On a summer stroll along the Paseo de Gracia one is surrounded by a sea of bikinis: they
are the body snatchers. They invade the city lured in by the brand BAR-CEL-ONA, the promise
of bars open till late (bar), blue skies (cel), and the gentle waves of the sea (ona),
Mariscal’s ingenious intuition of 1992, turned into a double edged sword. The body snatchers
are like armies of travelling young partygoers, the symbol of mass tourism. They speedily
invade, staying two or three days maximum, leaving the frontline open to the next battalion.
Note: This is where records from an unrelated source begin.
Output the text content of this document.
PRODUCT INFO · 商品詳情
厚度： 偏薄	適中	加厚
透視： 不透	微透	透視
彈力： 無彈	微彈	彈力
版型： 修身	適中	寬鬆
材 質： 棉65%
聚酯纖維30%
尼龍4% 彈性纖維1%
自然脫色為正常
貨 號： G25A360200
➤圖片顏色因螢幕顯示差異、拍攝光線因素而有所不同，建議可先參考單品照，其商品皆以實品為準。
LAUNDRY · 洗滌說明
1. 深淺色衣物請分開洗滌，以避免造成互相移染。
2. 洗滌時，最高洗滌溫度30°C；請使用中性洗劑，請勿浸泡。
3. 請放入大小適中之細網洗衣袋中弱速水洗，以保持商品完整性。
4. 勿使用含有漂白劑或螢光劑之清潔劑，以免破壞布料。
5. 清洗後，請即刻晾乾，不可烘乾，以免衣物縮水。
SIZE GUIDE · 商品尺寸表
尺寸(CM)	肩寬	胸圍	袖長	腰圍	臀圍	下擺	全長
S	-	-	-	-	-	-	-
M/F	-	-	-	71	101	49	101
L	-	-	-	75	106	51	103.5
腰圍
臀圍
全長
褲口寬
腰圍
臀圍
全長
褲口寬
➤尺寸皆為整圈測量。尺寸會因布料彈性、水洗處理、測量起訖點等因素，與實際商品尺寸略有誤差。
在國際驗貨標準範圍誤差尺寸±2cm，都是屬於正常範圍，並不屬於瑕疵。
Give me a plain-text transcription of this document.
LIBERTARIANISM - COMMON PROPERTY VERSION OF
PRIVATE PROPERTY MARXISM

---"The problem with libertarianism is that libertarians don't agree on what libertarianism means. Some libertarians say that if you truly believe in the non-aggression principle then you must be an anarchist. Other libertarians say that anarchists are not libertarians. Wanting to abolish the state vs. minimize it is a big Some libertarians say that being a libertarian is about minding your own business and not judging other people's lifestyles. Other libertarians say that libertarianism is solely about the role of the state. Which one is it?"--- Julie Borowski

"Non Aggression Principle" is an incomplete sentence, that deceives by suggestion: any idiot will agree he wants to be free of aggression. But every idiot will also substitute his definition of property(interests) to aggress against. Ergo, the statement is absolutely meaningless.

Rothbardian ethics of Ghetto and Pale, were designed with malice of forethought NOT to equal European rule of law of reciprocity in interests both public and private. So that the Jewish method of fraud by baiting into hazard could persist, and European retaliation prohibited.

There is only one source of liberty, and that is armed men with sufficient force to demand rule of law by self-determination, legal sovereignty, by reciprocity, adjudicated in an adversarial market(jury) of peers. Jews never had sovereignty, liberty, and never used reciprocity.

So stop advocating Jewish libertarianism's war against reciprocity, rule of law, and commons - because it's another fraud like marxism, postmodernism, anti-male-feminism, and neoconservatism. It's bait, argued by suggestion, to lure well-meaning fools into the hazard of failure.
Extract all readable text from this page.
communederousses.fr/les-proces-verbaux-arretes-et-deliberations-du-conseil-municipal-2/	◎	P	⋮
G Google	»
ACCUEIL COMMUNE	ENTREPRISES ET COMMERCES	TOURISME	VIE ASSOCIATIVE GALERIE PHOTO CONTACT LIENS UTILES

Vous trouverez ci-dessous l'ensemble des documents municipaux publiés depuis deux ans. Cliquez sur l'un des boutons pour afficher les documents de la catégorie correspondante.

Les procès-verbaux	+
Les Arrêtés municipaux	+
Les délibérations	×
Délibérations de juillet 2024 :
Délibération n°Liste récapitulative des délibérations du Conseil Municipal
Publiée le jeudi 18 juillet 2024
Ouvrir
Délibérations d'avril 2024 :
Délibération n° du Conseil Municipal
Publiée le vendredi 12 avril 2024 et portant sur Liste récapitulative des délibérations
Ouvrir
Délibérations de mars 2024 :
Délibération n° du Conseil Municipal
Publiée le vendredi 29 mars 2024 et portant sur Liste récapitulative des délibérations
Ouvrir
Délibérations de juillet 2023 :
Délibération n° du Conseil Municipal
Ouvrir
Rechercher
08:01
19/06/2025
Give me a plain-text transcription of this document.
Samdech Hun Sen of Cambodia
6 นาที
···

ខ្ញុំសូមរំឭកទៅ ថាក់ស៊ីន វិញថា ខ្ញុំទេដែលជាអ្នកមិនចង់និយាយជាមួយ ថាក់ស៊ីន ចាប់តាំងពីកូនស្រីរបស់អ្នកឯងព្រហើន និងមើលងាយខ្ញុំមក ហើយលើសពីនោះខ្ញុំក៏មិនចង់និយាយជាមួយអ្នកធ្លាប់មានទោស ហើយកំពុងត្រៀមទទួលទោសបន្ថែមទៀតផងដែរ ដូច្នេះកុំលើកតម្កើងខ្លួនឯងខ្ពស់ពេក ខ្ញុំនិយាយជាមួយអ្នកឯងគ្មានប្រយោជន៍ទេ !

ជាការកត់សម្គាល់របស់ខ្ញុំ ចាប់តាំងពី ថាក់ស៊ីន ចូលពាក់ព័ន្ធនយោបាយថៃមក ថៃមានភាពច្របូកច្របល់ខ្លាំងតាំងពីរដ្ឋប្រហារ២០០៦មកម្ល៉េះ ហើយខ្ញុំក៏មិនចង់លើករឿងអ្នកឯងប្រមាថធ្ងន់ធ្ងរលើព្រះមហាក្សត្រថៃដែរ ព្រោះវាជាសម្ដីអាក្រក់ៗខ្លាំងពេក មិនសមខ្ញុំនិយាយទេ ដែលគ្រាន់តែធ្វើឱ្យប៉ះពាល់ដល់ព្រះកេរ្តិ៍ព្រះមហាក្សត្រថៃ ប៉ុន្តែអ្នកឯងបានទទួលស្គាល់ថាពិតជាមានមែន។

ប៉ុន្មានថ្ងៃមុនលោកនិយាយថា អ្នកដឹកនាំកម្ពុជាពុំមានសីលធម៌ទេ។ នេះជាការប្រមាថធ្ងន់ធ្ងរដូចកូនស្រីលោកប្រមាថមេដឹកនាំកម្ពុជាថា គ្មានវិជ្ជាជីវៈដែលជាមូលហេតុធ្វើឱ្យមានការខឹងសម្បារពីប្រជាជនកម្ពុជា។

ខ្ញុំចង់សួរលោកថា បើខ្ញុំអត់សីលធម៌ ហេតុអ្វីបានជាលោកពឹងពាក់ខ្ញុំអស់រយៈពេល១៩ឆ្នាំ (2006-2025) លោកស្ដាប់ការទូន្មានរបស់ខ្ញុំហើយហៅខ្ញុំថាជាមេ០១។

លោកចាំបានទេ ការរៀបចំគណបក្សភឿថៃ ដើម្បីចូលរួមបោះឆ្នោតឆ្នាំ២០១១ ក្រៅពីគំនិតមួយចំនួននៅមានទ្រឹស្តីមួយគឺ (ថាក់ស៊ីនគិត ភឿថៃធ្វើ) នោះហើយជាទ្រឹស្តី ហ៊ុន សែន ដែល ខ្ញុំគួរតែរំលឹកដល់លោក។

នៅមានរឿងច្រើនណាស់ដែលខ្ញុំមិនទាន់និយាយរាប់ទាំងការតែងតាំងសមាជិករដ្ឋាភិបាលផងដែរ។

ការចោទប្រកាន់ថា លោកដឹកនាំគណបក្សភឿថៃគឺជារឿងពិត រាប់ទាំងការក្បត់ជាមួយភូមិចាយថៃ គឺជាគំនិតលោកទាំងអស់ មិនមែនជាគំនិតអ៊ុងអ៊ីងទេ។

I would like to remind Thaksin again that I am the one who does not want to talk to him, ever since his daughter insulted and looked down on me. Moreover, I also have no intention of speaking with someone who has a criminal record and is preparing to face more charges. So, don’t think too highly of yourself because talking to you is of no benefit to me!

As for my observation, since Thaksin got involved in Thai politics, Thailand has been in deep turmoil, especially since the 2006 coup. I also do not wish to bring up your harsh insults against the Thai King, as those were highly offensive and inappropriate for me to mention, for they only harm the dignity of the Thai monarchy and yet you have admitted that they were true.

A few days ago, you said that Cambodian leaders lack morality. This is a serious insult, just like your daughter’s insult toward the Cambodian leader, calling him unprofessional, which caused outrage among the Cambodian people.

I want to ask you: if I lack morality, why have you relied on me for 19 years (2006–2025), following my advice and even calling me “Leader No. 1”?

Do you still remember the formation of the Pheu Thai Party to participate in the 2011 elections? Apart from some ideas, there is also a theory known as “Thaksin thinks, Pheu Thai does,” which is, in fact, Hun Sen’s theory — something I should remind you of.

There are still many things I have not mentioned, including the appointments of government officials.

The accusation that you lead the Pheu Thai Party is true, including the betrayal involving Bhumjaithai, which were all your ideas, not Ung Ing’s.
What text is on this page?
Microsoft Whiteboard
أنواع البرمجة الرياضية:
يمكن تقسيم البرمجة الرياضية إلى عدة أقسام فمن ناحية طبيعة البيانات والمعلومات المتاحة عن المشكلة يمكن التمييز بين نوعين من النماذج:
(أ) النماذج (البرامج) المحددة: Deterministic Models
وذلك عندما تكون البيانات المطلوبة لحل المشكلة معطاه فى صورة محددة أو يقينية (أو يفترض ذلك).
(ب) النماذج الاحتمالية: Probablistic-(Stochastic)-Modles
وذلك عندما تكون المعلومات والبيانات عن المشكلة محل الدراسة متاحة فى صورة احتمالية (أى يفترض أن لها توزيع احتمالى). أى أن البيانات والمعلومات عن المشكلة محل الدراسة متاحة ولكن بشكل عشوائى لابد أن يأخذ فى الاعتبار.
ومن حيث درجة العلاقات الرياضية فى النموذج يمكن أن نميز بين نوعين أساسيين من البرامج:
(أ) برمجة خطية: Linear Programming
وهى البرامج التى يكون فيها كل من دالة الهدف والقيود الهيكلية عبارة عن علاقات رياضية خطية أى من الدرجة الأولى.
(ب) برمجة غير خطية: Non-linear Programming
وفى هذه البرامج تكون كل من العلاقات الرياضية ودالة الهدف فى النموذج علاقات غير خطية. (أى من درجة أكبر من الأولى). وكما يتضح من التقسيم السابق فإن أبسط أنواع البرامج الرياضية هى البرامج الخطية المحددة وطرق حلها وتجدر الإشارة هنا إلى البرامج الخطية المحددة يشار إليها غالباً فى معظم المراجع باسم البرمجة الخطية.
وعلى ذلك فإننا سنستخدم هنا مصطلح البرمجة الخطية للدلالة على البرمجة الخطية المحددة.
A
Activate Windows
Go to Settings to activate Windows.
The tourist army never ends, not even with the economic crisis. The city’s administration
has sold Barcelona to the world as a brand and did so so successfully that it is now
impossible to buy a coffee in the centre of town. To sell a city by marketing rules does
however have its social downsides.
The centre of town and its hotels are now swarmed
with tourists, the prices have risen, and only a small percentage of the tourist money is
reinvested in the city. Paradoxically, Barcelona is becoming a lifeless place, self
referential, victim of its own worldwide image. The city was built around big events and
according to a now obsolete concept of social change. The Olympic games of 1992 opened the
city towards the sea, transforming the town planning in an extreme but positive way. We have
finally rediscovered that we belong to the Mediterranean coast, with its cultural, human and
commercial exchanges. There and then big events ceased to define the city’s development. As
we saw with the 2004 Universal Forum of Cultures, urban planning can’t be the sole driver of
social change. It’s more complicated than that.